Ha continuato a parlare, a parlare così, fino a quel seminario del
settembre scorso della Scuola di Filosofia di Monte S. Angelo, dell’Istituto di
Studi Filosofici di Napoli, dedicato ad Heidegger, critico dell'epoca, senza
risparmiarmi mai; ha parlato per cinque giorni, dal 16 al 20 settembre, a
giovani, a studenti, a professori di filosofia come lui.
L’ultimo giorno, lo hanno visto sbiancare mentre partecipava al dibattito.

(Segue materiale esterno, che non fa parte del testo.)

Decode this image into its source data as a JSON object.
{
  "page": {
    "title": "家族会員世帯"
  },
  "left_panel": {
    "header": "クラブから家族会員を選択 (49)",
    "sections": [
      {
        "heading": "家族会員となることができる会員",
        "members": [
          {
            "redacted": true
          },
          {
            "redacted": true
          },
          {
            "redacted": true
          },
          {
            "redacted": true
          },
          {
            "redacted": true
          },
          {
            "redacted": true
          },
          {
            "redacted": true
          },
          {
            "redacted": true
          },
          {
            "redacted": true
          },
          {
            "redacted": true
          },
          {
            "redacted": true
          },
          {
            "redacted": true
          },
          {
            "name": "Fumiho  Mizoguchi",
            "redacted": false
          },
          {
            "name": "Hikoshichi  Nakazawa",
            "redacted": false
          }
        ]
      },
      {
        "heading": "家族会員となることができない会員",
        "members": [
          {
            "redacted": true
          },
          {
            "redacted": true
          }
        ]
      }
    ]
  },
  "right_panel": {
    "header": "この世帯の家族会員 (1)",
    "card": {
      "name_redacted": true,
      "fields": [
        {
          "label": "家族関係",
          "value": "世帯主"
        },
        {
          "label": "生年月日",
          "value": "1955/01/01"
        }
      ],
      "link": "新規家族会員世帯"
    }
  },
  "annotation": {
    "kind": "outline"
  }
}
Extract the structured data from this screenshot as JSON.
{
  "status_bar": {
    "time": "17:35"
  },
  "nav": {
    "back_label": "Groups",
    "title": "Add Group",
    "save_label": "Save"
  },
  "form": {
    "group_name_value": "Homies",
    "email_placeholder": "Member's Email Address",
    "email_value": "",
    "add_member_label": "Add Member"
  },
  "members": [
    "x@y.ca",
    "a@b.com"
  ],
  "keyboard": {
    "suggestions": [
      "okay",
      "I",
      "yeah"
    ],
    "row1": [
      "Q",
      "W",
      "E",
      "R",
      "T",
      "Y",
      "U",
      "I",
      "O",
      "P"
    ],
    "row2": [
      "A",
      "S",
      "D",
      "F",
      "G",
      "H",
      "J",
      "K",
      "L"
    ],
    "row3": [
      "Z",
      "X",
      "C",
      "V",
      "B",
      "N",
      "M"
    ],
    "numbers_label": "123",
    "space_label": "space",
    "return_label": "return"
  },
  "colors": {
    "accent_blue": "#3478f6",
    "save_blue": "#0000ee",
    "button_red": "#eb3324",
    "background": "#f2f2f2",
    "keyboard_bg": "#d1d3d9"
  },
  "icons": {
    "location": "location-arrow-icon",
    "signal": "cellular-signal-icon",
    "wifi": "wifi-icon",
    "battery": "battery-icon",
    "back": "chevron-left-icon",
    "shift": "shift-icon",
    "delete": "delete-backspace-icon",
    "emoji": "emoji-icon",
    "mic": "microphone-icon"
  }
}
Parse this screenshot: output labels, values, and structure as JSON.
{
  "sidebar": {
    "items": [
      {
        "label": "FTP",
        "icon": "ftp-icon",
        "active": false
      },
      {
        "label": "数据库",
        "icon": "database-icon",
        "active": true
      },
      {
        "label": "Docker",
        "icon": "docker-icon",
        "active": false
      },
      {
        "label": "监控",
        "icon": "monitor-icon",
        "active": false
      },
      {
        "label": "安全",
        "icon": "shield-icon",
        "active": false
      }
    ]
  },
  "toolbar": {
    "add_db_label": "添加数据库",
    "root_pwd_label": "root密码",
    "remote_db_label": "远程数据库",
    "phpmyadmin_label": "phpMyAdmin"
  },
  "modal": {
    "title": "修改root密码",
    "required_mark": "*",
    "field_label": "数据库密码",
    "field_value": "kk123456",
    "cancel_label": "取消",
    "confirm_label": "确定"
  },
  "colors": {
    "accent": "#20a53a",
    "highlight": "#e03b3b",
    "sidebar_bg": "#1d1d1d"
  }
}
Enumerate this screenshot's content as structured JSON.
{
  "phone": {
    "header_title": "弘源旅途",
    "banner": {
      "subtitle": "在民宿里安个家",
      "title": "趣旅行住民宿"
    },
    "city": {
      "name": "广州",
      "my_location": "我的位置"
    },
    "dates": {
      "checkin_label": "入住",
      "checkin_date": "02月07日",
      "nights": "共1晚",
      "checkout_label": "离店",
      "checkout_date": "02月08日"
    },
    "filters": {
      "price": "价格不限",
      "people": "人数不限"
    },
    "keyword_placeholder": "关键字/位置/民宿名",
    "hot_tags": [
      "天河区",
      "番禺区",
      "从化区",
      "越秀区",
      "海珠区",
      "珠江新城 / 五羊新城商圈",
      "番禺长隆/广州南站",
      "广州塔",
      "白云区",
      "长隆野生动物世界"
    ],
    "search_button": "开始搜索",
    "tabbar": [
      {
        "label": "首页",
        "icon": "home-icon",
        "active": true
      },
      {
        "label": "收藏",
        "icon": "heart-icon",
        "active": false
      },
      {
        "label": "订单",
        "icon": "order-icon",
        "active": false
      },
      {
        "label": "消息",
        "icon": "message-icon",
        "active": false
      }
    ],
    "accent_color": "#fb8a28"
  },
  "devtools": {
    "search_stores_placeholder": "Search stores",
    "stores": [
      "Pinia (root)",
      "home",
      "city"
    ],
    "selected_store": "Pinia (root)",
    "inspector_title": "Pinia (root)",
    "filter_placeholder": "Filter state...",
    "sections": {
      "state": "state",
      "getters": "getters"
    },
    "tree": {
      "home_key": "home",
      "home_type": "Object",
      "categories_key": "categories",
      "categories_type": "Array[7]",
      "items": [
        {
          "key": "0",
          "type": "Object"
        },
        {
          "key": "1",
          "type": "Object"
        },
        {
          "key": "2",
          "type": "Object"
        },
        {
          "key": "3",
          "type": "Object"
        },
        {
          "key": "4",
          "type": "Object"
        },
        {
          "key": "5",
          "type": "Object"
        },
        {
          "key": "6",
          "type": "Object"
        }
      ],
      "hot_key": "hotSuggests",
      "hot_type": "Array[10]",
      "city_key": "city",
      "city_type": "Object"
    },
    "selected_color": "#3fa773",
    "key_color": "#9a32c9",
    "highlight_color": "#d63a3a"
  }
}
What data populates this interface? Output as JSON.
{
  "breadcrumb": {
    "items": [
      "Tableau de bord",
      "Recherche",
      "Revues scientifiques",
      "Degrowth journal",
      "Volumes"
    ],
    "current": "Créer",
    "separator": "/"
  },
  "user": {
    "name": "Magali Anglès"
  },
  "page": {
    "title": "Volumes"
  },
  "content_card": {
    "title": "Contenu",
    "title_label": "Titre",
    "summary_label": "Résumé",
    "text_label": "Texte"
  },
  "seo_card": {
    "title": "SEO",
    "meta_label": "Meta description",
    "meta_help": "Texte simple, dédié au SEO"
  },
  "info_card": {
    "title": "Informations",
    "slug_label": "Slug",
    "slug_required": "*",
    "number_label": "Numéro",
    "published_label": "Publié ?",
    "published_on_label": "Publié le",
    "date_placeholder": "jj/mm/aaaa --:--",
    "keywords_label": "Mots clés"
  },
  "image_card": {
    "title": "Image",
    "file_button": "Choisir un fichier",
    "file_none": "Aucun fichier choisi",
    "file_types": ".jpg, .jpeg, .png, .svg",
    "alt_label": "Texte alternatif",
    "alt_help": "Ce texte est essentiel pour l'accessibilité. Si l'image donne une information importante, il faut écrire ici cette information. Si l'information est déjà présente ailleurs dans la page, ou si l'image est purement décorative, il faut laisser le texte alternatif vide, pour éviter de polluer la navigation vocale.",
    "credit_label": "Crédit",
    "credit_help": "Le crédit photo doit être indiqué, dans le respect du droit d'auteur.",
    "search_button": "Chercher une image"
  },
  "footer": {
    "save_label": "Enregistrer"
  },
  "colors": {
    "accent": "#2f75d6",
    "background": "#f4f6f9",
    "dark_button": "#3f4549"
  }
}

Ma ha continuato, come sempre, perché il seminario stava per chiudersi e
doveva chiudersi bene, come sempre, perché un seminario di filosofia è una
cosa seria. Giuseppe Semerari è morto a S. Giovanni Rotondo (Foggia), il 21
settembre 1996.
_______
21 - L. ALTHUSSER, Per un concetto di storia, in “CRITICA MARXISTA”, IV
(1966), 1, pp. 110-136.
290
Ecco un frammento - spinoziano ancora una volta - del suo diario del
1963, - diario che teneva dal 30 gennaio 1944, “studente dell’ultimo anno di
corso della Facoltà di Giurisprudenza e soldato dell’Esercito Italiano” - e che
aveva egli stesso in questi ultimi anni cominciato a pubblicare: “ 1 gennaio. Mi
avvio al compimento del quarantunesimo anno d’età. Da ora in poi devo
difendermi dall’attaccamento parossistico alla vita, che cresce con l’aumentare
dell’età e che toglie serenità di fronte al pensiero e allo spettacolo della
morte” 22.
________
22 - G. SEMERARI, L'anno del Messico, Fasano, 1996, pp. 5 e 9.